В комнату тяжёлой поступью вошла тёща в дублёнке размером с парашют. Увидела Толяна, покачнулась и осела на пол. Схватилась за сердце и спиной налегла на сервант. Тот покачнулся и сбросил с себя наградную позолоченную кувалду. Стальная чушка тюкнула тёщу в темя и шмякнулась на дощатый пол. Толян бросился к мёртвой тёще и запричитал:
– Мама! Мама, простите меня!
Он то обнимал её, то стирал с её лба тонкую струйку крови бежевой, перепачканной в глине дерюгой.
Витя сидит на корточках у Юлькиных ног, обхватив голову руками.
– Она такая красивая, – повторяет Катя, не зная, куда деть руки.
Солнечный майский день. Снег уже сошёл. Несмелая жизнь проснулась и настойчиво тянется в синюю высь.
***
Физкультура в десятом «А». На полу зала тени залитых солнцем окон. Из откинутых фрамуг слышится капель и птичьи трели. Кроссовки с присвистом чиркают по доскам. Трёхочковый бросок, промах, подбор. Юлька любит баскетбол. Высокая, сильная, упругая, она сжимается пружиной, бежит в контратаку. «Ток-ток-ток», – Катя вбивает мяч в пол – сердечный ритм игры. Пас! Юлька ловит, прыгает – выстреливает вверх всей накопленной мощью. Данк! Юлька ликует, смотрит на Витю. Он посылает ей воздушный поцелуй.
***
Лидия Петровна достаёт из шкафа прозрачный полиэтиленовый чехол со свадебным платьем. Укладывает его в блестящий зелёный портплед с молнией. Мешкает – теребит фату. Хочет оставить, но после складывает мягкий фатин поверх платья, поправляет кружева и застёгивает молнию.

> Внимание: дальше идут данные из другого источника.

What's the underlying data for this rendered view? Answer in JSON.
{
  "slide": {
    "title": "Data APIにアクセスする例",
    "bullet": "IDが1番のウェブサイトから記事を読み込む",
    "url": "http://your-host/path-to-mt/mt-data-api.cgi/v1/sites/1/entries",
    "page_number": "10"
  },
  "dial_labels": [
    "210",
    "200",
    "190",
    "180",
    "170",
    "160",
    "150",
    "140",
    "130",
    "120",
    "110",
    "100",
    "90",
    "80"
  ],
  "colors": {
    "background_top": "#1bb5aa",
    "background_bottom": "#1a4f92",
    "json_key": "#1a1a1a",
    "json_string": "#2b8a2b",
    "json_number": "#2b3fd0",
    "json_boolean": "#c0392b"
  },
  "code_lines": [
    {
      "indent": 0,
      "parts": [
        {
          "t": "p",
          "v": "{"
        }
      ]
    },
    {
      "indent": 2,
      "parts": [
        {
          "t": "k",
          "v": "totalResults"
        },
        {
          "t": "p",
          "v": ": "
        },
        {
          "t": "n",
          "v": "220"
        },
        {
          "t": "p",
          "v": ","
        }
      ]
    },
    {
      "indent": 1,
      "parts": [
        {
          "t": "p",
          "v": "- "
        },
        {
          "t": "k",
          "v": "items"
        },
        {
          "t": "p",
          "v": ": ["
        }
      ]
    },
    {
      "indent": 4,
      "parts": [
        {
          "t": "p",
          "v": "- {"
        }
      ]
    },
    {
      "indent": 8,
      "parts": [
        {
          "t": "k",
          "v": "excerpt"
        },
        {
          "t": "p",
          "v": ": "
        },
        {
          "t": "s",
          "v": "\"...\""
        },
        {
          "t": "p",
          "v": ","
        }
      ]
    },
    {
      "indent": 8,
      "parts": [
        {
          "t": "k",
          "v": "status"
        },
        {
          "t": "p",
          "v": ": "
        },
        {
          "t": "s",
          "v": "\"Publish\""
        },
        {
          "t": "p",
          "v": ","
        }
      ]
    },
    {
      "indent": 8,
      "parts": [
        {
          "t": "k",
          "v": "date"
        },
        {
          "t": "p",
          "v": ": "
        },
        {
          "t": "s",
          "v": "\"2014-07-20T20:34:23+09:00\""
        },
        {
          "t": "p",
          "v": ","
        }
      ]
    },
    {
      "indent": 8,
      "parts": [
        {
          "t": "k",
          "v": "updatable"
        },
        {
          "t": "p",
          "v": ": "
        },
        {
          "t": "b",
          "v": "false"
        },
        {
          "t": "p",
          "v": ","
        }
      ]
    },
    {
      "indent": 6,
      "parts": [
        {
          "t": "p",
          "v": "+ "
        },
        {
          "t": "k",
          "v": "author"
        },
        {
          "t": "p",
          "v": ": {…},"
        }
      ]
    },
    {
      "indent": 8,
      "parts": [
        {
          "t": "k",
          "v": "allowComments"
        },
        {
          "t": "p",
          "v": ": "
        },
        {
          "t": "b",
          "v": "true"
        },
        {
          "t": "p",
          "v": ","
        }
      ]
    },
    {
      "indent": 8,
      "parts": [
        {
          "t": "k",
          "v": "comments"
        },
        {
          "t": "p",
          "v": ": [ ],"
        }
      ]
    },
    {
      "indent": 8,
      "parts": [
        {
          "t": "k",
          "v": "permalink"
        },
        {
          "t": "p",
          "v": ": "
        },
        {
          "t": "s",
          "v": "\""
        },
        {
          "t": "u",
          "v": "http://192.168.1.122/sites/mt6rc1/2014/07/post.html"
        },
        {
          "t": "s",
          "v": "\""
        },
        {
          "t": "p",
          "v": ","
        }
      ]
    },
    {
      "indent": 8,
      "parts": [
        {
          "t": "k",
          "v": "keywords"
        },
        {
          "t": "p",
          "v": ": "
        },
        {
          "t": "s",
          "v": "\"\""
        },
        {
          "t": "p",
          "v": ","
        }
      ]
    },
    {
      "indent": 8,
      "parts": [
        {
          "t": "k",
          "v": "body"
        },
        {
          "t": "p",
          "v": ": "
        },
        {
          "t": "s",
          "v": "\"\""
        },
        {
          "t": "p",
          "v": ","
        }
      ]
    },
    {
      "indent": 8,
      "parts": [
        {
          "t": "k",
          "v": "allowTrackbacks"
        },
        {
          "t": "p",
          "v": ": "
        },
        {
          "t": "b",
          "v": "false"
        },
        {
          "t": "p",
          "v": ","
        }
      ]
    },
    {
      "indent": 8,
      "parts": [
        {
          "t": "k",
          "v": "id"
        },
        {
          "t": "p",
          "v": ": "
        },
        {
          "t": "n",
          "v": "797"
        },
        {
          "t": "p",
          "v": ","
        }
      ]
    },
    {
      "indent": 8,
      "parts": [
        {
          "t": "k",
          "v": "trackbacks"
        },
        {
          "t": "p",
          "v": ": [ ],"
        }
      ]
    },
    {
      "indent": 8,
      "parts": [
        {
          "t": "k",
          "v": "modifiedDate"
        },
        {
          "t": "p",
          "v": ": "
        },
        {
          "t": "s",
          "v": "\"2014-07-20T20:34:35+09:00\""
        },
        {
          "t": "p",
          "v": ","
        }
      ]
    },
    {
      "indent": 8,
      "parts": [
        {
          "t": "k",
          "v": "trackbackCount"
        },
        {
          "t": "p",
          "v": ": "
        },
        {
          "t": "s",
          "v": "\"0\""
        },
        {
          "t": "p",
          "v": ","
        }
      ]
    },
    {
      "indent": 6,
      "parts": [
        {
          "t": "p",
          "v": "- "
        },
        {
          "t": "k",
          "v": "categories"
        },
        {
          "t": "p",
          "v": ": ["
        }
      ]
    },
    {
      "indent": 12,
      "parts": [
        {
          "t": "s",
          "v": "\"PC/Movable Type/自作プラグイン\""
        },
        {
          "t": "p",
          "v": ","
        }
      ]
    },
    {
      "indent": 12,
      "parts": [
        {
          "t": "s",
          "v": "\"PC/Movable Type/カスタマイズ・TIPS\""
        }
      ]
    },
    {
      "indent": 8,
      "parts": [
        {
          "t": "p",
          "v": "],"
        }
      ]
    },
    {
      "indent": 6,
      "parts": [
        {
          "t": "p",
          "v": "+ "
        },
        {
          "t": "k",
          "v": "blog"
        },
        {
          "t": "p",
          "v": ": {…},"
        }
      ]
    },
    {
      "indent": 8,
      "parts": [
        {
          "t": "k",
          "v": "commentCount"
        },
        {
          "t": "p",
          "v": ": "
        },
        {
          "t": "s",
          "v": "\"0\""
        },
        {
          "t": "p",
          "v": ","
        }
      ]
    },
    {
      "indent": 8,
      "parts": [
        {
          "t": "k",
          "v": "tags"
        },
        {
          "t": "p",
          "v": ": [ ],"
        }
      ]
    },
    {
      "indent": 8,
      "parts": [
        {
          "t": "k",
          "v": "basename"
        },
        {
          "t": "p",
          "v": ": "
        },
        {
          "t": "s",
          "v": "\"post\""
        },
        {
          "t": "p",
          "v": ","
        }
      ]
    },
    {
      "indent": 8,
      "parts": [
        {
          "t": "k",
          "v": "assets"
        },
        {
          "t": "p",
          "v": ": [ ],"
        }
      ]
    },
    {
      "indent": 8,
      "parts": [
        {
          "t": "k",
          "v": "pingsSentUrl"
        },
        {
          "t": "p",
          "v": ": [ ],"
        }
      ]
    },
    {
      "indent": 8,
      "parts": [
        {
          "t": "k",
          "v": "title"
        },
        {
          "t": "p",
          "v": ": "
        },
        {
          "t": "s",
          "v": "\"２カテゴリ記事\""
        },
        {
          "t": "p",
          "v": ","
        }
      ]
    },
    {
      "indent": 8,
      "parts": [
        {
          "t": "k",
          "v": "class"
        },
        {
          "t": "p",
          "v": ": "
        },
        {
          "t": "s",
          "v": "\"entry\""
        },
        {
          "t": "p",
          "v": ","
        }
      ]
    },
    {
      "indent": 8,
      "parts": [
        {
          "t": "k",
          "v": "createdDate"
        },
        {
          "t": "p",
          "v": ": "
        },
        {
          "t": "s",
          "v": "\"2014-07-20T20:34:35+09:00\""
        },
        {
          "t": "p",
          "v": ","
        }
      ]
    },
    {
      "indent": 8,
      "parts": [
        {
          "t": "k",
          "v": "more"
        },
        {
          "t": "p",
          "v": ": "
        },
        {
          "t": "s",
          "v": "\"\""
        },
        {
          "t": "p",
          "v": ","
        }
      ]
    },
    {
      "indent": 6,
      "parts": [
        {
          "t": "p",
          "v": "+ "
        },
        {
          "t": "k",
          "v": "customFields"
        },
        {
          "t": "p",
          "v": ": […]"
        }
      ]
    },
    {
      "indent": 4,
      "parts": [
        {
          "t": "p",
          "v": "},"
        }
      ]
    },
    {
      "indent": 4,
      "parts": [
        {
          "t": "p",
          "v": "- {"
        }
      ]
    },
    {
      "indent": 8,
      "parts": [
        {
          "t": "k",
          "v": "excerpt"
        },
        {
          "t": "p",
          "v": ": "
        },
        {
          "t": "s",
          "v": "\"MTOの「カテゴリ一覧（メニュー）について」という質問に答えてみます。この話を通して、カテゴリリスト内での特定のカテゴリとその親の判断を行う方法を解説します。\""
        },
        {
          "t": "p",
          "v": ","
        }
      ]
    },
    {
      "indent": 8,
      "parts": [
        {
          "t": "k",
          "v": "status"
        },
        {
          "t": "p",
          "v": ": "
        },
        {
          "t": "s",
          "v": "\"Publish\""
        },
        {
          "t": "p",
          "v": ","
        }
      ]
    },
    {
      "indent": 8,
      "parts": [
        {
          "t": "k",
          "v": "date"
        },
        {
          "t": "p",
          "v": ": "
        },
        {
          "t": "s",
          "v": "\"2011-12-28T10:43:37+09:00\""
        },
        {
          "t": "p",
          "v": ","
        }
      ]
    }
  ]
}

По улице Верности Лидия Петровна минует ЗАГС и выходит на Гражданский. Минуту-другую стоит на остановке. Подходит тридцать первый. Дверь троллейбуса не закрывается, кажется, дольше обычного. Лидия Петровна поворачивается и неспеша идёт в сторону проспекта Науки, пересекает его и переходит на другую сторону Гражданского. За «бубликом» сворачивает во дворы, проходит мимо Юлькиных детсада и школы. На асфальте между домами лужи. Светофор на переходе через улицу Вавиловых даёт зелёный. Теперь налево – на Академика Байкова.
***
Юлька с девчонок ещё мечтала о замужестве. Ни минуты не теряла – готовилась. Училась у матери стряпать, рукодельничать и хозяйство вести. Лидия Петровна придёт с работы, а дома прибрано, бельё выстирано и пельменями пахнет. Юлька шарфы и шапочки зимние вязала. Щеголяли с мамой, как две модницы. В школе не могла дождаться уроков труда. Пекла лучше всех и шитьём увлекалась. Баскетбол и домоводство – всё Юлькино счастье до восьмого класса. А в девятом пришёл Витька. Ростом – Юльке под стать. Взрослый не по годам. Смотрит поверх голов с высоты своих метра девяносто. Краснощёкий и усатый.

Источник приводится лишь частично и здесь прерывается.